Memory Systems & Massive Data Management Initiative

A common theme in the research of many faculty in the department is memory systems and massive data management. With advances in technology, massive amounts of data are becoming readily available at a relatively low cost. For example, experiments on CERN's accelerators, satellite images from NASA, CT-scans and MRI images of brains, and signals from vast sensor arrays are generating terabytes to petabytes of data every day. The current technology is not adequate to cope with such large amounts of data. Expertise in a wide range of topics including algorithmic techniques, database systems, computer architecture, distributed computing, and networking is needed to address these issues. The memory systems and the data management group in the department is unique because of its vertically integrated approach in addressing these issues – from an architectural point of view, to an algorithmic point of view, to a database management point of view.

At the architectural level, the goals are: (i) explore new processor and memory architectures to improve overall performance by addressing memory-system bottlenecks, and (ii) develop techniques for laying out data in memory and for restructuring program code to improve memory performance. We are exploring a variety of techniques to address fundamental issues that arise from continually changing technology and workloads. Our research efforts include high performance microprocessors, multithreaded systems, nanoarchitecture, dependable computing, and energy efficient computing.

At the algorithmic level, the goal is to develop algorithms and data structures: (i) that are specifically optimized for memory hierarchy efficiency and that minimize the access to secondary memory, (ii) that can handle long streams of data in real time, and (iii) that can provide tradeoff between efficiency and accuracy. I/O-efficiency, approximation, dynamization, and randomization are some of the recurring themes in our work.

The research in database management is broadly interested in data management systems and their applications. Our recent research focuses on maintaining derived data, which is used to facilitate the access of the base data. Derived data is obtained by applying structural or computational transformations to base data, and it must be updated whenever base data is updated. Explosive growth in the size and format of data raises a number of challenges in this area. In one of the projects we are designing derived data to handle the rich structure of XML, which is an emerging standard for data exchange over Internet and consists of semistructured graphs. In another project, we are developing efficient indexing schemes for multidimensional spatial data and for multidimensional data streams.

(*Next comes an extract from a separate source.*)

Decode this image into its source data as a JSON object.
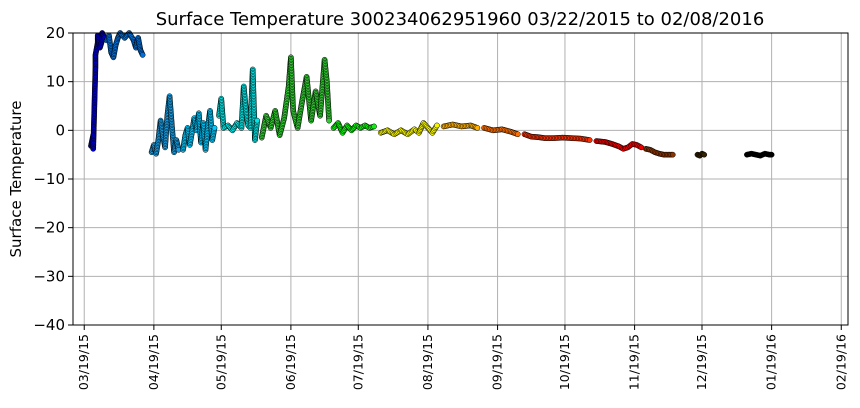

The group has been engaged in several multidisciplinary collaborative projects. In collaborative projects with the Pratt School of Engineering, it is experimenting with high density nanoscale architectures that will enhance the capability to access massive data and improve performance in high computational demand environments. A recent collaborative effort with the Medical School is geared toward developing tools for integrating data spaces for medical and clinical research. Another project in collaboration with the School of Environment focuses on terrain modeling and ecological forecasting.